You will be a self-motivated problem solver who makes valuable connections in all aspects of the business to understand customer and regulator needs, matching the two to provide access to devices in the target region. You are driven by deadlines and take pride in exceeding targets at the same time as being passionate about the delivery of high-quality healthcare products to Australian and New Zealand patients. 

Experience required:

• 3-5 years Australian experience working with the TGA in medical device regulatory submissions for Class I-IIb
• Working knowledge of the New Zealand medical device requirements
• Experience solving regulatory related problems in the supply chain and working with cross functional teams representing regulatory affairs on projects

Interested?

To apply for this opportunity, please click on the 'apply' button to be redirected to our candidate application portal.   

At Device Technologies we are motivated by the opportunity our equipment provides to change people’s lives.

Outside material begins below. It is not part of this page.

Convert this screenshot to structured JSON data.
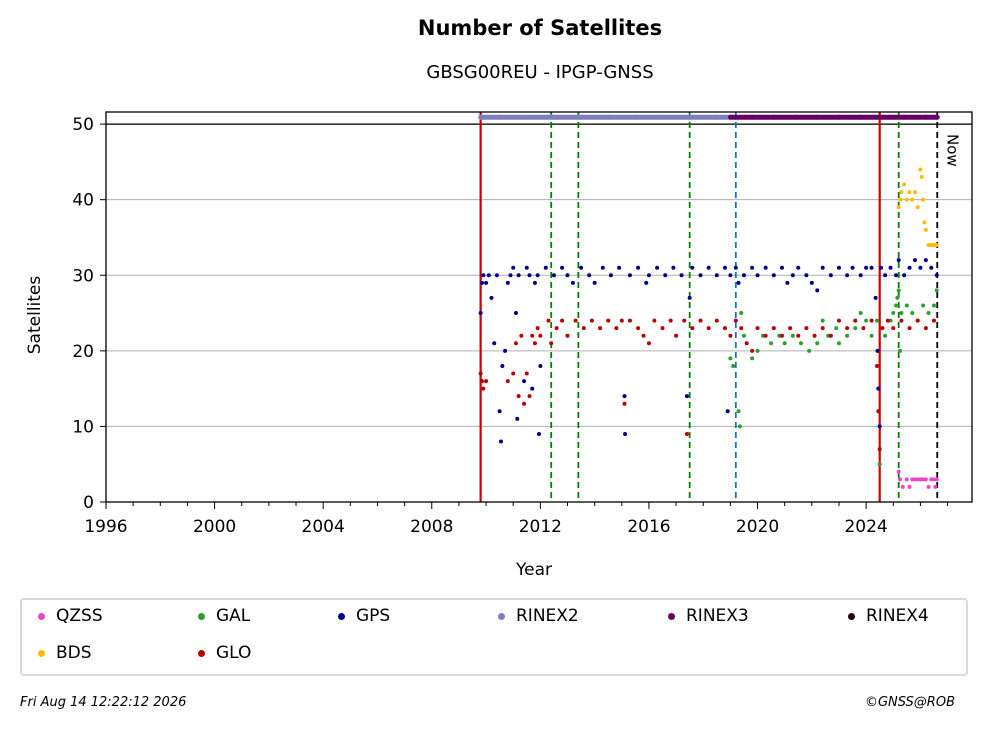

We have a clear vision to ensure all our people feel valued and respected, can be themselves and can flourish as contributors to the success of our business.

Our promise is all qualified applicants will receive consideration for employment without regard to diversity of race, gender, sexual orientation, religion, ethnicity, disability, age and all the other wonderful characteristics that make us different.

Please note: Device Technologies will undertake pre-employment checks via our accredited background check provider for the successful candidate to ensure that Device Technologies is meeting legislative obligations and the information a candidate provides is accurate. For all roles, an offer of employment will be subject to the following pre-employment checks: identity check, reference checks, right to work in location (checks for visa holders), police integrity. By proceeding and applying for the role, you acknowledge our hiring process and agree to undertake the required pre-employment checks if successful.

It is also a mandatory requirement for certain roles within our organisation, where the successful applicant may be required to present certifications and/or vaccinations status as per role requirements.  Evidence of certificates or vaccination status will be requested during the interview process by management to qualify fit for role and prior to any offer.